RIS News – Retailers are in the midst of an arduous but essential transition from siloed channels to unified commerce. Much of that work entails transforming the underlying infrastructure that controls the way merchandise is planned, orders are managed, inventory is distributed and customer data is accessed.
But the unified commerce transformation also changes the end points that feed off that foundation. POS, long considered the heart of a retailer’s store systems, is now disrupted. At the same time retailers are shifting their cultures and infrastructure, they must reconsider how POS functions in this new world.

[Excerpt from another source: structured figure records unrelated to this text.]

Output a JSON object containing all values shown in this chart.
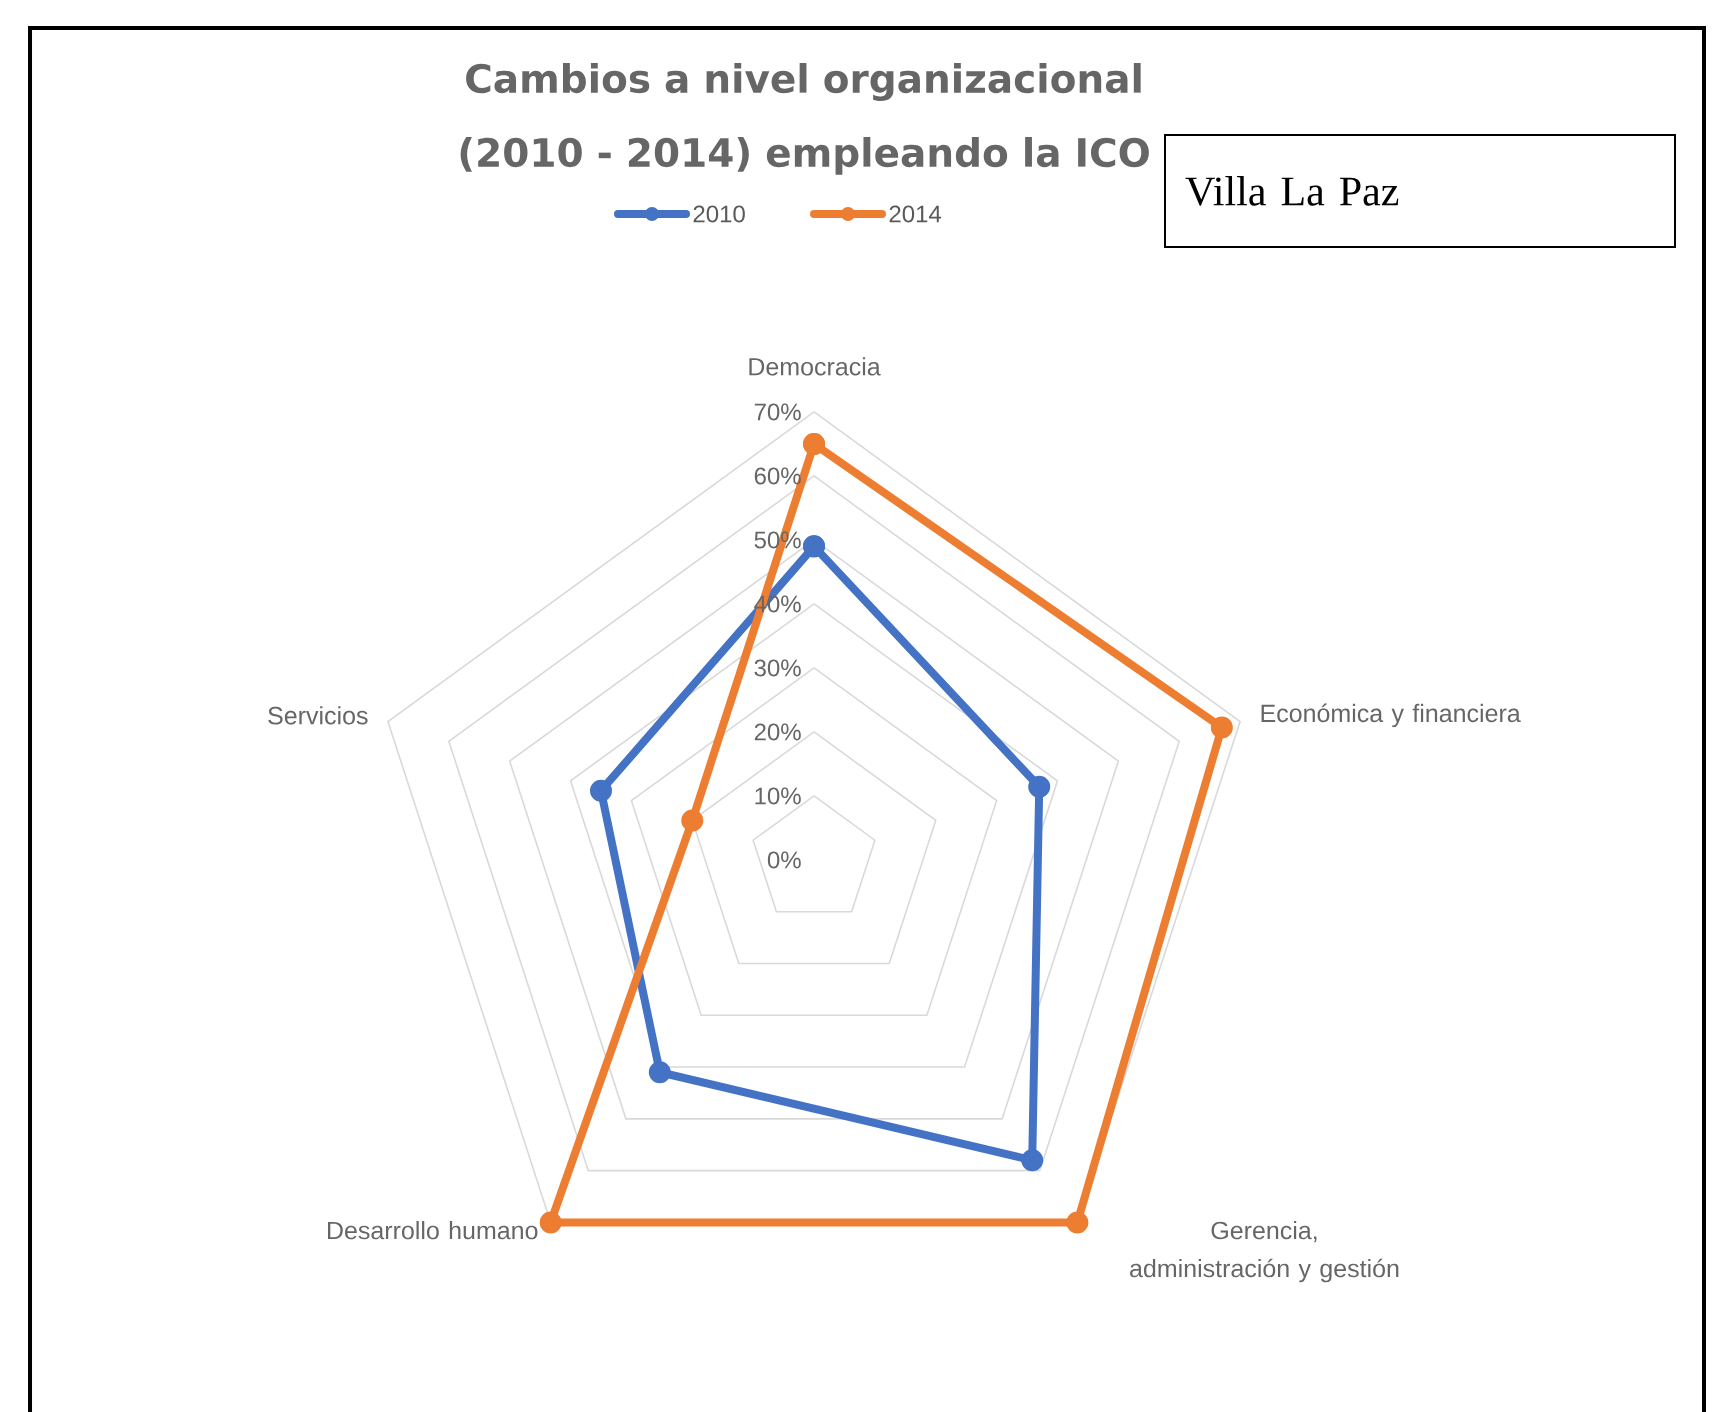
{
  "chart_data": {
    "type": "radar",
    "title": "Cambios a nivel organizacional (2010 - 2014) empleando la ICO",
    "categories": [
      "Democracia",
      "Económica y financiera",
      "Gerencia, administración y gestión",
      "Desarrollo humano",
      "Servicios"
    ],
    "series": [
      {
        "name": "2010",
        "color": "#4472c4",
        "values": [
          49,
          37,
          58,
          41,
          35
        ]
      },
      {
        "name": "2014",
        "color": "#ed7d31",
        "values": [
          65,
          67,
          70,
          70,
          20
        ]
      }
    ],
    "ylim": [
      0,
      70
    ],
    "yticks": [
      {
        "value": 0,
        "label": "0%"
      },
      {
        "value": 10,
        "label": "10%"
      },
      {
        "value": 20,
        "label": "20%"
      },
      {
        "value": 30,
        "label": "30%"
      },
      {
        "value": 40,
        "label": "40%"
      },
      {
        "value": 50,
        "label": "50%"
      },
      {
        "value": 60,
        "label": "60%"
      },
      {
        "value": 70,
        "label": "70%"
      }
    ],
    "grid": true,
    "legend": "top",
    "marker": "circle",
    "annotations": [
      "Villa La Paz"
    ]
  }
}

“Traditional in-store POS capabilities are becoming modularized and are being migrated to a single commerce platform,” says Brian Brunk, principal, Boston Retail Partners (BRP). “With the increasing sophistication of today’s network technology, we will see a more rapid movement of these capabilities to the cloud. POS as we know it today will be changed forever.”
Why Unified Commerce
Eight-five percent of retailers consider unified commerce a top priority, according to BRP’s “17th Annual POS/Customer Engagement Benchmarking Survey,” but 37% also report their POS software is more than five years old. So at the same time they are working to integrate or replace disparate backend systems, those retailers need to revisit the role of POS in the customer experience, and consider how they can align new solutions with both where they are now and where they want to go. That’s a lot to take on.
In the company’s benchmarking survey, BRP’s Bunk, called this singular approach “the game changer, as it fundamentally changes how retailers think about POS and is driving much of the activity we are seeing in the solution marketplace.”